5. RAG and Retrieval Tuning
Build the full retrieve → filter → generate pipeline. Iterate on chunk size, overlap, top-k, and query rewriting. Poor results almost always trace to chunking or embedding choice — not the model.
Document Preprocessing
Before you chunk, you need clean data. Document preprocessing is where most RAG pipelines quietly fail:
- PDFs: use
unstructured, PyMuPDF, or pdfplumber — not every PDF parser handles tables and headers
- HTML: strip navigation and boilerplate; keep semantic structure
- Tables: flatten to text or extract as structured data — embeddings don’t understand grid layouts
- Code: chunk by function/class, not by token count
Production Essentials
Three things that matter in production but rarely appear in tutorials:
- Reranking — retrieve more candidates than needed, then use a cross-encoder or LLM to reorder before passing to the model. Significantly improves precision.
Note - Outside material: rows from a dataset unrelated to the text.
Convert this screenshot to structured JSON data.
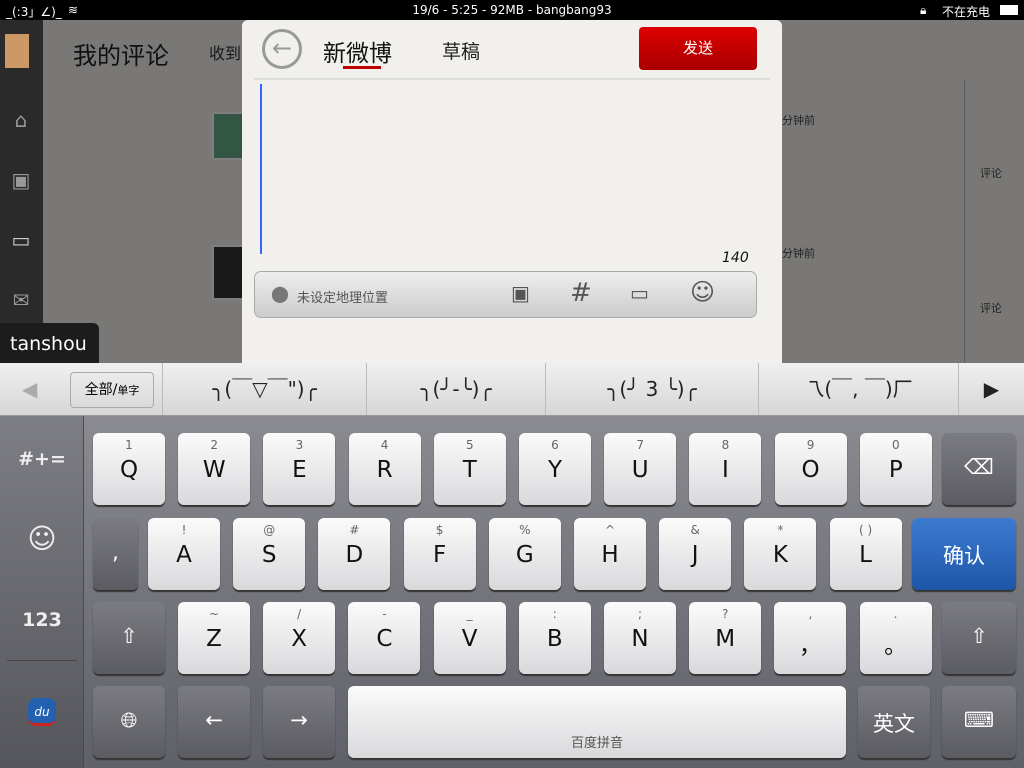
{
  "status": {
    "left": "_(:3」∠)_",
    "center": "19/6 - 5:25 - 92MB - bangbang93",
    "charge": "不在充电"
  },
  "app": {
    "title": "我的评论",
    "tab": "收到",
    "items": [
      {
        "time": "分钟前",
        "action": "评论"
      },
      {
        "time": "分钟前",
        "action": "评论"
      }
    ],
    "tooltip": "tanshou"
  },
  "compose": {
    "tabs": [
      "新微博",
      "草稿"
    ],
    "send": "发送",
    "count": "140",
    "location": "未设定地理位置",
    "tools": [
      "at-icon",
      "hashtag-icon",
      "image-icon",
      "emoji-icon"
    ]
  },
  "candidates": {
    "mode": "全部/",
    "mode_sub": "单字",
    "items": [
      "╮(￣▽￣\")╭",
      "╮(╯-╰)╭",
      "╮(╯ 3 ╰)╭",
      "乁(￣, ￣)厂"
    ]
  },
  "keyboard": {
    "left": [
      "#+=",
      "☺",
      "123"
    ],
    "row1": [
      [
        "1",
        "Q"
      ],
      [
        "2",
        "W"
      ],
      [
        "3",
        "E"
      ],
      [
        "4",
        "R"
      ],
      [
        "5",
        "T"
      ],
      [
        "6",
        "Y"
      ],
      [
        "7",
        "U"
      ],
      [
        "8",
        "I"
      ],
      [
        "9",
        "O"
      ],
      [
        "0",
        "P"
      ]
    ],
    "row2": [
      [
        "!",
        "A"
      ],
      [
        "@",
        "S"
      ],
      [
        "#",
        "D"
      ],
      [
        "$",
        "F"
      ],
      [
        "%",
        "G"
      ],
      [
        "^",
        "H"
      ],
      [
        "&",
        "J"
      ],
      [
        "*",
        "K"
      ],
      [
        "( )",
        "L"
      ]
    ],
    "row3": [
      [
        "~",
        "Z"
      ],
      [
        "/",
        "X"
      ],
      [
        "-",
        "C"
      ],
      [
        "_",
        "V"
      ],
      [
        ":",
        "B"
      ],
      [
        ";",
        "N"
      ],
      [
        "?",
        "M"
      ],
      [
        ",",
        "，"
      ],
      [
        ".",
        "。"
      ]
    ],
    "comma": ",",
    "confirm": "确认",
    "space": "百度拼音",
    "lang": "英文",
    "accent": "#1d56a8",
    "send_color": "#b00000"
  }
}
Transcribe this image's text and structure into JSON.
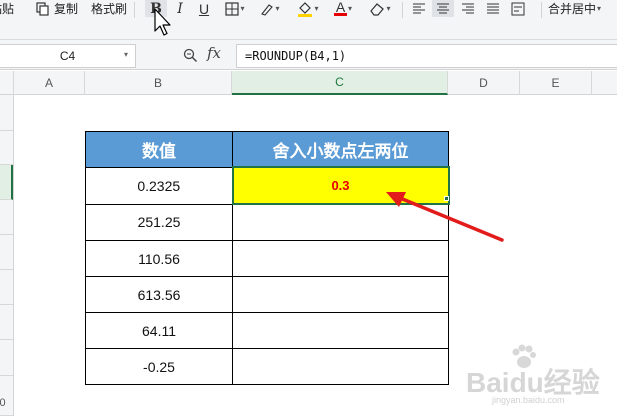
{
  "ribbon": {
    "paste_label": "粘贴",
    "copy_label": "复制",
    "format_painter_label": "格式刷",
    "bold_label": "B",
    "italic_label": "I",
    "underline_label": "U",
    "font_color_letter": "A",
    "merge_center_label": "合并居中",
    "fill_color": "#ffd200",
    "font_color": "#e60000"
  },
  "formula_bar": {
    "name_box": "C4",
    "fx_label": "fx",
    "formula": "=ROUNDUP(B4,1)"
  },
  "columns": [
    "A",
    "B",
    "C",
    "D",
    "E"
  ],
  "active_column": "C",
  "row_header_partial_digit": "0",
  "table": {
    "headers": [
      "数值",
      "舍入小数点左两位"
    ],
    "rows": [
      [
        "0.2325",
        "0.3"
      ],
      [
        "251.25",
        ""
      ],
      [
        "110.56",
        ""
      ],
      [
        "613.56",
        ""
      ],
      [
        "64.11",
        ""
      ],
      [
        "-0.25",
        ""
      ]
    ],
    "header_color": "#5b9bd5",
    "highlight_color": "#ffff00",
    "result_text_color": "#e60000",
    "selection_color": "#217346"
  },
  "annotation": {
    "arrow_color": "#e21b1b"
  },
  "watermark": {
    "text": "Baidu经验",
    "sub_text": "jingyan.baidu.com"
  }
}
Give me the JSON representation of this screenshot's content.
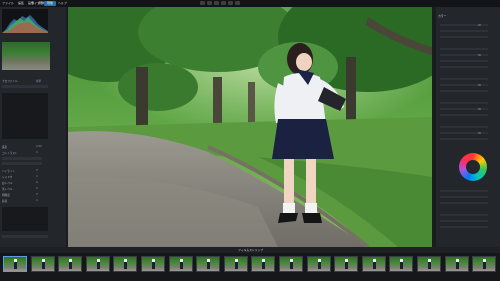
{
  "menu": [
    "ファイル",
    "編集",
    "画像",
    "調整",
    "表示",
    "ヘルプ"
  ],
  "modes": {
    "library": "ライブラリ",
    "edit": "現像",
    "view": "表示"
  },
  "left_panel": {
    "rows": [
      {
        "label": "プロファイル",
        "value": "標準"
      },
      {
        "label": "露出",
        "value": "0.00"
      },
      {
        "label": "コントラスト",
        "value": "0"
      },
      {
        "label": "ハイライト",
        "value": "0"
      },
      {
        "label": "シャドウ",
        "value": "0"
      },
      {
        "label": "白レベル",
        "value": "0"
      },
      {
        "label": "黒レベル",
        "value": "0"
      },
      {
        "label": "明瞭度",
        "value": "0"
      },
      {
        "label": "彩度",
        "value": "0"
      }
    ]
  },
  "right_panel": {
    "heading": "カラー",
    "wheel_icon": "color-wheel-icon"
  },
  "filmstrip": {
    "label": "フィルムストリップ",
    "captions": [
      "",
      "",
      "",
      "",
      "",
      "",
      "",
      "",
      "",
      "",
      "",
      "",
      "",
      "",
      "",
      "",
      "",
      ""
    ]
  },
  "colors": {
    "accent": "#2f6db5",
    "panel": "#23262b",
    "bg": "#1a1c20"
  }
}
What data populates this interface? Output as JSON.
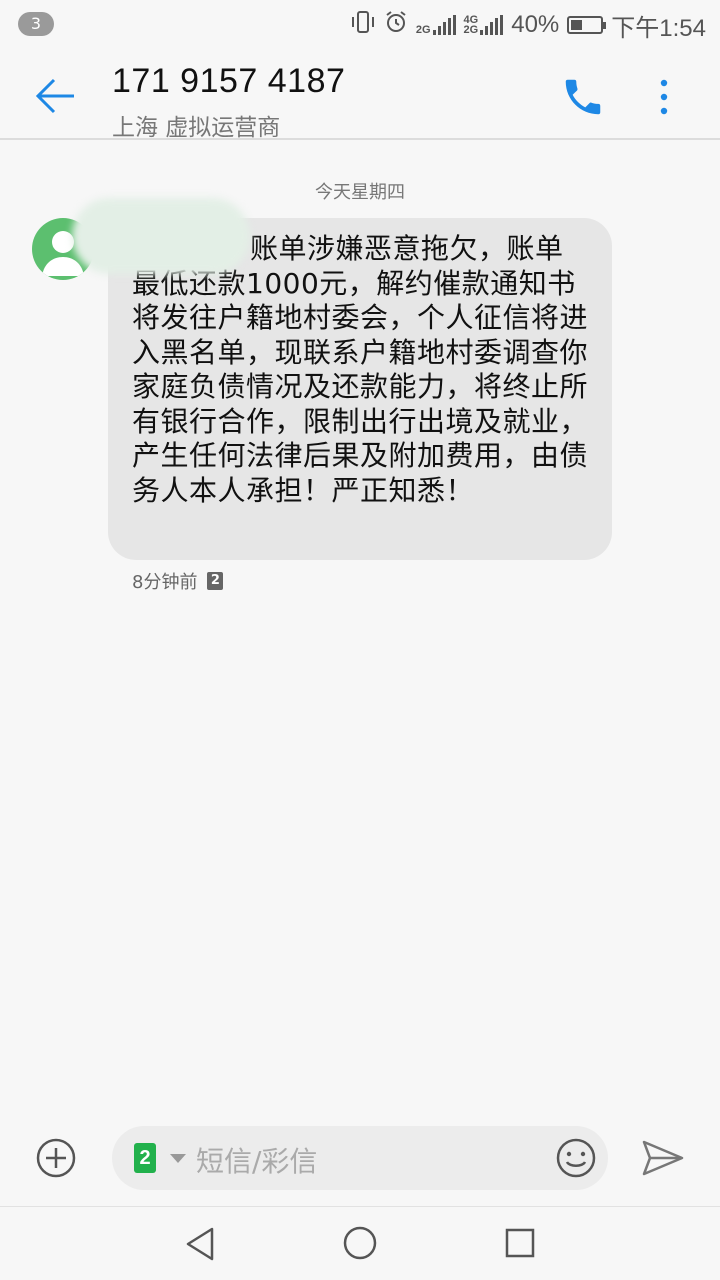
{
  "status_bar": {
    "notification_count": "3",
    "net_1": "2G",
    "net_2": "4G\n2G",
    "battery_percent": "40%",
    "battery_level": 0.4,
    "time": "下午1:54"
  },
  "header": {
    "contact_number": "171 9157 4187",
    "contact_location": "上海 虚拟运营商"
  },
  "conversation": {
    "date_divider": "今天星期四",
    "messages": [
      {
        "text": "账单涉嫌恶意拖欠，账单最低还款1000元，解约催款通知书将发往户籍地村委会，个人征信将进入黑名单，现联系户籍地村委调查你家庭负债情况及还款能力，将终止所有银行合作，限制出行出境及就业，产生任何法律后果及附加费用，由债务人本人承担！严正知悉！",
        "time": "8分钟前",
        "sim": "2"
      }
    ]
  },
  "compose": {
    "sim_label": "2",
    "placeholder": "短信/彩信"
  },
  "colors": {
    "accent": "#1e88e5",
    "avatar_green": "#5cbf6f",
    "sim_green": "#22b14c",
    "bubble": "#e6e6e6"
  }
}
- No-answer handling — when nothing relevant is retrieved, the model will fabricate. Detect low retrieval confidence and return “I don’t know” explicitly.
- Stale data — know how you’ll re-index when documents change. A static corpus is fine for learning; it breaks in prod.
Advanced Patterns
- Graph RAG — combine vector retrieval with knowledge graphs. Entities and relationships give the model structural context that flat chunks miss. See Microsoft’s GraphRAG.
- Agentic RAG — the agent decides when and what to retrieve instead of always-retrieve. Reduces noise and cost on queries that don’t need context.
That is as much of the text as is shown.